Too many people go into a negotiation essentially blind, and the worst thing of all is they don’t even realize it.
They think because they know what they want, they’re going to be just fine.
Sorry, negotiating is not just understanding what it is you want; it also is knowing what the other person wants.
When you go into a negotiation not knowing where the other person is coming from with regard to their goals, what they’re willing to trade, what they see value in, and finally what their timeline is for making a decision, then essentially you’re blind.
The end result is if the other person knows these things about you, then I hate to say it, but you’re probably going to be their lunch!
Worst thing of all is that when you go into a negotiation blind and the other person is incredibly aware, you won’t even know what is happening to you until it’s too late.
When this happens, the outcome many times gets even worse, if you can believe it.
The person who is not prepared suddenly realizes their disadvantage, and they make haphazard attempts to try to gain the upper-hand. Problem is if the other person knows you’re blind, then they’re going to pick up on this right away and turn it against you.
There are some very simple rules you can follow to keep from going into a negotiation blind. Here they are:
1. Never negotiate with anyone unless you know they have the authority to make the decision.
2. Never negotiate with anyone unless you know their timeline for making a decision.

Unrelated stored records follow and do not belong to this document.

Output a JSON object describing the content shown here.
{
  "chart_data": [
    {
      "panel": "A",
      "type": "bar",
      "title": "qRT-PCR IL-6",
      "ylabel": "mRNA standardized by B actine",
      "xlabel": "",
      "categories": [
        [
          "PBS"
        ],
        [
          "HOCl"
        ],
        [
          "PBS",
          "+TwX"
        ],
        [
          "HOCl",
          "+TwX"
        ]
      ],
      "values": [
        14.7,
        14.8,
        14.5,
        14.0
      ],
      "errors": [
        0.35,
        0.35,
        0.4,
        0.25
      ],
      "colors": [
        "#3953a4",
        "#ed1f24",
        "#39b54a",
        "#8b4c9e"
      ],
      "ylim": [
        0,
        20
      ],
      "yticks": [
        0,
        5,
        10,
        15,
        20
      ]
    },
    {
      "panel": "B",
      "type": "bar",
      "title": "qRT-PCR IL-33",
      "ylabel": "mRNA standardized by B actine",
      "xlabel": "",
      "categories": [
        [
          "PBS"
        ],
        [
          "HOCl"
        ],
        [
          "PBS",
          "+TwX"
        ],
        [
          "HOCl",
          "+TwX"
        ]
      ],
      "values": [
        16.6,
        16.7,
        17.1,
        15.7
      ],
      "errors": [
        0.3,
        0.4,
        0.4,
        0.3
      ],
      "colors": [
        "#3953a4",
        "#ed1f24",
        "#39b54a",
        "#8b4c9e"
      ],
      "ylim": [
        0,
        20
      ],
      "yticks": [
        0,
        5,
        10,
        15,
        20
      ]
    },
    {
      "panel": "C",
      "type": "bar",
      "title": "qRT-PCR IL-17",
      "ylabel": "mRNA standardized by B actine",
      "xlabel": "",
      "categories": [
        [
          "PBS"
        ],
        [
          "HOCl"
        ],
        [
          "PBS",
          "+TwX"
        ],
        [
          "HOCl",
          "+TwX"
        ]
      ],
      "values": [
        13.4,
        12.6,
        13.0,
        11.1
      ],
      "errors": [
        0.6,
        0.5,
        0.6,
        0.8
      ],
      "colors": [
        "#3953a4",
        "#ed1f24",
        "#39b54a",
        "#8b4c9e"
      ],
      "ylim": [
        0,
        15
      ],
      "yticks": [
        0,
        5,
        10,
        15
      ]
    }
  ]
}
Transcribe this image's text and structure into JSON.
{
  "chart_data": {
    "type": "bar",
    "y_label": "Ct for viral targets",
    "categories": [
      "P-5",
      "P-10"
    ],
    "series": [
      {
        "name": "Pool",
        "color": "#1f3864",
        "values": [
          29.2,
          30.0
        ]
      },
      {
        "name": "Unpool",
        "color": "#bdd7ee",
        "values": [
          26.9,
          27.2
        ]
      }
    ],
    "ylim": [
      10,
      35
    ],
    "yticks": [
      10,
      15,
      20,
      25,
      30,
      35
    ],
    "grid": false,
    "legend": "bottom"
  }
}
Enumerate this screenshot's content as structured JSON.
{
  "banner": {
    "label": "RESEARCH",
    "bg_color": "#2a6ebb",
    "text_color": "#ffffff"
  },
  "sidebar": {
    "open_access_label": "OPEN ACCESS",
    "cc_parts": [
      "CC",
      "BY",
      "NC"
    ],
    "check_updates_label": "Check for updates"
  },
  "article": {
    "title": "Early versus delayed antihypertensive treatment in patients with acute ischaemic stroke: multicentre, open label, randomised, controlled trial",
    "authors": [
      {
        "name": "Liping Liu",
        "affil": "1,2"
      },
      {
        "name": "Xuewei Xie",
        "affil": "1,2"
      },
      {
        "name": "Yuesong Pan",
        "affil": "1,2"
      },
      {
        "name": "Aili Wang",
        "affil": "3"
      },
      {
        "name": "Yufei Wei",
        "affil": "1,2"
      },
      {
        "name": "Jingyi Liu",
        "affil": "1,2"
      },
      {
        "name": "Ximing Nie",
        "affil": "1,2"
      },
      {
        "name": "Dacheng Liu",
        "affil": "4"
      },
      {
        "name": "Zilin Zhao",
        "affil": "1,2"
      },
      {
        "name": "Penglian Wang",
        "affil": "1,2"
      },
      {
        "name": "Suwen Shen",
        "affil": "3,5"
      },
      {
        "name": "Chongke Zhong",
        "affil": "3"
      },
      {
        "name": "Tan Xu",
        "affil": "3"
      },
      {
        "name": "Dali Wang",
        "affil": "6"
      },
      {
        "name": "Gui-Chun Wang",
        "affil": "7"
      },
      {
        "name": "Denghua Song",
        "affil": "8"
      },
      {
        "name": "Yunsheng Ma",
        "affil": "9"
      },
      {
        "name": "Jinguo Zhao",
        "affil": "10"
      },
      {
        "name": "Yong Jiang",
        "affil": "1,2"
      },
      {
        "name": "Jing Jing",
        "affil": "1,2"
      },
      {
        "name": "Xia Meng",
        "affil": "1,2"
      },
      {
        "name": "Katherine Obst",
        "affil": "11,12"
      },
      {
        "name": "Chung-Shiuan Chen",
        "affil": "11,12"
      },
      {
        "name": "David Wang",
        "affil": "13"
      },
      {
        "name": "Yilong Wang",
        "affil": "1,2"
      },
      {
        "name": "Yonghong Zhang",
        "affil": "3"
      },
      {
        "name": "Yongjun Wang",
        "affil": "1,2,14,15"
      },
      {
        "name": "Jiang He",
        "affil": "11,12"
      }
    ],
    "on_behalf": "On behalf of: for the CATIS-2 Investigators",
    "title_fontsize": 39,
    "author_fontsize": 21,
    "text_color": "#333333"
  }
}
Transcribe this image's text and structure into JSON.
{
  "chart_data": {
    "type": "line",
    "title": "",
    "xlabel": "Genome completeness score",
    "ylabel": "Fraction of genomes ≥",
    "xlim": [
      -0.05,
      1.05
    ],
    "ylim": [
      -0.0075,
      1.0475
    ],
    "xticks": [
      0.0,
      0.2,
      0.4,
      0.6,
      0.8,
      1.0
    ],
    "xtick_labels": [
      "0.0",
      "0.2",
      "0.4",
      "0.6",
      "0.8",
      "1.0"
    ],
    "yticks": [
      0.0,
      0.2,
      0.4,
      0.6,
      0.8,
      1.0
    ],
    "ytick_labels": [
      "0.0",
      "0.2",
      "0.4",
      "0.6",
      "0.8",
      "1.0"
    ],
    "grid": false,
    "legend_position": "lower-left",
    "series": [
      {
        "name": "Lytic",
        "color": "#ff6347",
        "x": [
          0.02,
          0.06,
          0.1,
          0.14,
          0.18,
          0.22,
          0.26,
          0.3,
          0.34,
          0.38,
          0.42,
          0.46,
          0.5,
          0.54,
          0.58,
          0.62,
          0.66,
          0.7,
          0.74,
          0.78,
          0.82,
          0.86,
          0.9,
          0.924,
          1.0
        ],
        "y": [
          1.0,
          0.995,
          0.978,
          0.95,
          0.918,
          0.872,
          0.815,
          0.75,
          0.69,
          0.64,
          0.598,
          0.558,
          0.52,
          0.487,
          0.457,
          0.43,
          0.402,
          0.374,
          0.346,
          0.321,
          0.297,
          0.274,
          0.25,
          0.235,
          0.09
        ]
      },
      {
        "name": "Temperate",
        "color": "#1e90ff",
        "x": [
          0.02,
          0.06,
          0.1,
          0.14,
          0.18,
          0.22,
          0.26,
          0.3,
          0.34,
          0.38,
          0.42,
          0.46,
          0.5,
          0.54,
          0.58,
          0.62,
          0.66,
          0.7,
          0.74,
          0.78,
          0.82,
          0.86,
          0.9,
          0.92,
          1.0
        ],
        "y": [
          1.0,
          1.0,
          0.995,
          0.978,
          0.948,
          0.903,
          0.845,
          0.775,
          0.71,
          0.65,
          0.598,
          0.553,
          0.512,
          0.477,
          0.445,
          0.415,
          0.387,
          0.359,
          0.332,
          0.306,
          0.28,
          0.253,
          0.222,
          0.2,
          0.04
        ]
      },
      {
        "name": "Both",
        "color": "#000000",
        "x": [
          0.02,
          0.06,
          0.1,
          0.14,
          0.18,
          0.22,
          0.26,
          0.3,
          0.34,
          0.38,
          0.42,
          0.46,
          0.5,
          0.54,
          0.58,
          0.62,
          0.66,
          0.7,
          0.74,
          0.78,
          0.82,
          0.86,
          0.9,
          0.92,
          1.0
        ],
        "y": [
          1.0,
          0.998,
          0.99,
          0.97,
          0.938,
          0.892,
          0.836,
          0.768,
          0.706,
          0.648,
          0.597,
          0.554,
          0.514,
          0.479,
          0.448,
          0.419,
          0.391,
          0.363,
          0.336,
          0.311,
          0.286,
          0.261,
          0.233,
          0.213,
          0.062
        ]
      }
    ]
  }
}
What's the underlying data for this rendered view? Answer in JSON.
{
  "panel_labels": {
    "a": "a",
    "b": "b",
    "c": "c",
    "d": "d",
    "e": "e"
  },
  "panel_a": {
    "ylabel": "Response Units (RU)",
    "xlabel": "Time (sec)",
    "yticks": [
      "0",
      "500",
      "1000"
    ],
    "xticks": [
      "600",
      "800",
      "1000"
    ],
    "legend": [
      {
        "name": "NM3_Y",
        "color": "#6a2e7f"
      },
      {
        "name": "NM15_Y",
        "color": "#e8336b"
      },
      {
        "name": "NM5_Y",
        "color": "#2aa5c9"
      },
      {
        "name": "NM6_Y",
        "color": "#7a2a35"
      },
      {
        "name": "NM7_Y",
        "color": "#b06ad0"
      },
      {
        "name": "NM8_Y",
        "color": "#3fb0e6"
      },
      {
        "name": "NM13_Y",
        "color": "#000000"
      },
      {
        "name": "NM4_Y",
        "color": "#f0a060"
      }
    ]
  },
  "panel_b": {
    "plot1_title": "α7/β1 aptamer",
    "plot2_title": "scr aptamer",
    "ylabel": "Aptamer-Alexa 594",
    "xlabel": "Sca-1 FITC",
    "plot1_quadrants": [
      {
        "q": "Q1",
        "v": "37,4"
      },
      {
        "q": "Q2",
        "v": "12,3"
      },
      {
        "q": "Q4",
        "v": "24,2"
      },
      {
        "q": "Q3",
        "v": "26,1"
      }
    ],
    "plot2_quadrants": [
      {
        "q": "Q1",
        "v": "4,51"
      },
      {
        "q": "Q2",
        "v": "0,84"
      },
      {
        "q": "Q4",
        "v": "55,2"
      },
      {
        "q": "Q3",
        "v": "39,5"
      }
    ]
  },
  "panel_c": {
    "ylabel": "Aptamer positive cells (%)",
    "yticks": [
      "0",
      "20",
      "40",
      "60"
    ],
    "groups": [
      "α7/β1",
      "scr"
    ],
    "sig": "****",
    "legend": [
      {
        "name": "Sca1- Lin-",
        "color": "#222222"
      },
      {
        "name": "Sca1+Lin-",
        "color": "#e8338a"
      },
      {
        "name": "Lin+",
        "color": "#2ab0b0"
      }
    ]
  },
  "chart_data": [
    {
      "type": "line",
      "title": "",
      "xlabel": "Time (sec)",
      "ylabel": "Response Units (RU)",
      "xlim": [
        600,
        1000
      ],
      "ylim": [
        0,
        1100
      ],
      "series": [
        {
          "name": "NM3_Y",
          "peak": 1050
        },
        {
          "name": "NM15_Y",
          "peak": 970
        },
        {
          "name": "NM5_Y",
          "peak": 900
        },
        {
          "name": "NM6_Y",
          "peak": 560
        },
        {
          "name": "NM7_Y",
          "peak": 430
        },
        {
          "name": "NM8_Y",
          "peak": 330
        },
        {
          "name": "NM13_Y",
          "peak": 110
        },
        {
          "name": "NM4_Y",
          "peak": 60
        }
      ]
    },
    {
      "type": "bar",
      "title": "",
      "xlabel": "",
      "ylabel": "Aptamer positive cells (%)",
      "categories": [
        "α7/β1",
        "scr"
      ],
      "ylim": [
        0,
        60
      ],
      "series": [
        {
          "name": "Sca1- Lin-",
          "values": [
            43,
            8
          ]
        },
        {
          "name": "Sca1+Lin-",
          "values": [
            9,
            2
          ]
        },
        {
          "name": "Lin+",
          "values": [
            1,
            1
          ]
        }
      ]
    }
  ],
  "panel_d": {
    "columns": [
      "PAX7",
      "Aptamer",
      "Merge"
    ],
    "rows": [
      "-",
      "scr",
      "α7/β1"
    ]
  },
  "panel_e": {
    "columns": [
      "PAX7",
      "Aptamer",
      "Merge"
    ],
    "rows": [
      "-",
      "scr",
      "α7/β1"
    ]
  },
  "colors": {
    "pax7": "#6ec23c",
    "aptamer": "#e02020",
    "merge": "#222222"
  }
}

3. Never negotiate with anyone until you know at least 3 things they value in what you’re offering.
4. Never negotiate with anyone until you know their sense of a price/value relationship with regard to your product or service.
These aren’t complicated rules, and if you can objectively answer them before starting to negotiate with the other person, you won’t be blind. Chances are that you’ll know at least as much as the other person knows, if not more.
Sales negotiation is an activity that can only start after you have first gone through the selling process. The reason the selling process is so important is because it’s in this phase where you can find out the answers to the four rules I’ve listed above.